The remains were discovered in a cave in Bulgaria and the interesting point to be taken from it is that they had characteristics more commonly associated with East Asians and the people that settled America [who had a Siberian heritage]. Whilst the latter are not thought to have reached America south of Beringia until the end of the Late Glacial Maximum, this particular inroad towards Europe [from central Asia perhaps] took place 45,000 years ago. Prior to the Late Glacial Maximum. Hence, it is not the same folk movement invoked by Paul Reich a few years ago. It is somewhat earlier. One can see a connection with the people of central and eastern Asia during the Late Glacial Maximum, the folk movement pinpointed by Reich, but the origin of the Bulgarian movement has yet to be ascertained.
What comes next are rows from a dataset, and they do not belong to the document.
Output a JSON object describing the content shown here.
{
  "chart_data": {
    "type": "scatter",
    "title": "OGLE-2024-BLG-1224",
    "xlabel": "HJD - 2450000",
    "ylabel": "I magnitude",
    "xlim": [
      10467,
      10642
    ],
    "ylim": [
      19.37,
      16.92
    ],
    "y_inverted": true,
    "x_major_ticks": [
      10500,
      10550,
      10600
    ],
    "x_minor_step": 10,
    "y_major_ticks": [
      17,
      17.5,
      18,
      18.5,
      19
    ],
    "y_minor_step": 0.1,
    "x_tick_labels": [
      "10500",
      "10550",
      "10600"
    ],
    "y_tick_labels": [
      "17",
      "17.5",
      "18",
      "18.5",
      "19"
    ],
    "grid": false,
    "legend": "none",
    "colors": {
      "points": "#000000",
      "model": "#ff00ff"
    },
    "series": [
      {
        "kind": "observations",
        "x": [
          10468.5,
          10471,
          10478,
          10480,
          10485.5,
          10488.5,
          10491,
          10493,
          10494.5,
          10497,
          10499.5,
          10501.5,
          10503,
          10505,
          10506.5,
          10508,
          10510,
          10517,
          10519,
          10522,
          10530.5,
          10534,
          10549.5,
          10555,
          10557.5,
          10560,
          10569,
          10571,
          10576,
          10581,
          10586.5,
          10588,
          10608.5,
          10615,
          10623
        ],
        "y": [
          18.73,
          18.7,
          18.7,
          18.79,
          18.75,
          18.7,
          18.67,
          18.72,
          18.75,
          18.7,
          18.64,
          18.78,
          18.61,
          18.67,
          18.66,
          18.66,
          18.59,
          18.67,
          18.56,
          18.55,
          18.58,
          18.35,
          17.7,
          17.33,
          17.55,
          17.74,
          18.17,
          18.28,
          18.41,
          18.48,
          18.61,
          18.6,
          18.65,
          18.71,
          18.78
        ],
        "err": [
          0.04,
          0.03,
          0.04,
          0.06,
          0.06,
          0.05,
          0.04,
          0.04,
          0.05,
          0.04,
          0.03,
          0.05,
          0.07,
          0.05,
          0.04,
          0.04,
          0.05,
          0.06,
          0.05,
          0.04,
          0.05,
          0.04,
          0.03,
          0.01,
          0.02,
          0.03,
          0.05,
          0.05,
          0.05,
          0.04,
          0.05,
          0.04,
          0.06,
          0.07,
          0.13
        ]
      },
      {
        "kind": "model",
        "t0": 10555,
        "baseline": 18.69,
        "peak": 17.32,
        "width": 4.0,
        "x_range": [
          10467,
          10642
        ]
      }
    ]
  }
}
The point I wish to make, as an add on to the research, is that it is more legitimate to think in terms of the 45,000 years ago date being coeval with the 40,000 years ago date – the buffers of C14 methodology. In other words, something occurred at around 40,000 years ago, involving a huge injection of C14 into the atmosphere [hence the buffers], creating a plateau in which C14 dates clustered somewhat like they did during the Hollstein Plateau in mid first millennium BC. This date is associated with the disappearance of the Neanderthals [and a die off of various other mammals] in association with what is known as the Laschamp Magnetic Excursion. This was in effect a magnetic reversal that lasted for a few hundred years before reversing itself back again. What might cause such magnetic excursions is open to debate and has yet to be adequately explained. Not only that the Laschamp event, although first noticed from western Europe, is now considered a global event. If it was associated with upheaval in the physical world, as suggested by the disappearance of Neanderthals and other people, as well as big changes in the  animal world, one  might jump to the conclusion these newcomers arrived in Bulgaria as a result of fleeing from troubles in their unknown point of origin.
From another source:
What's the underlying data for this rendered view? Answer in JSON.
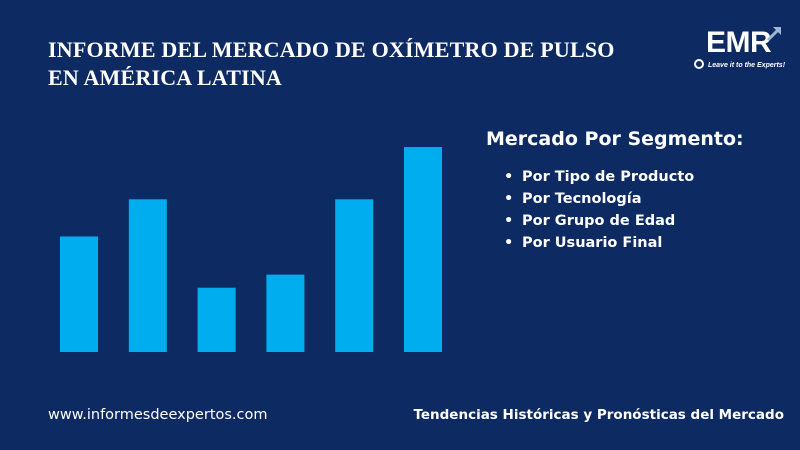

Another point I picked up from the piece is that Neanderthal genes in modern humans occur in short blocks – but in longer blocks the further back in time you go. In other words, as explained by Reich, inherited genes reduce over generations – and Neanderthals lived a long time ago and therefore we only have a negligible amount in our modern genomes. Hence, human remains closer to the Neanderthal world have a lot more Neanderthal within them as they had not been diminished by too many generations.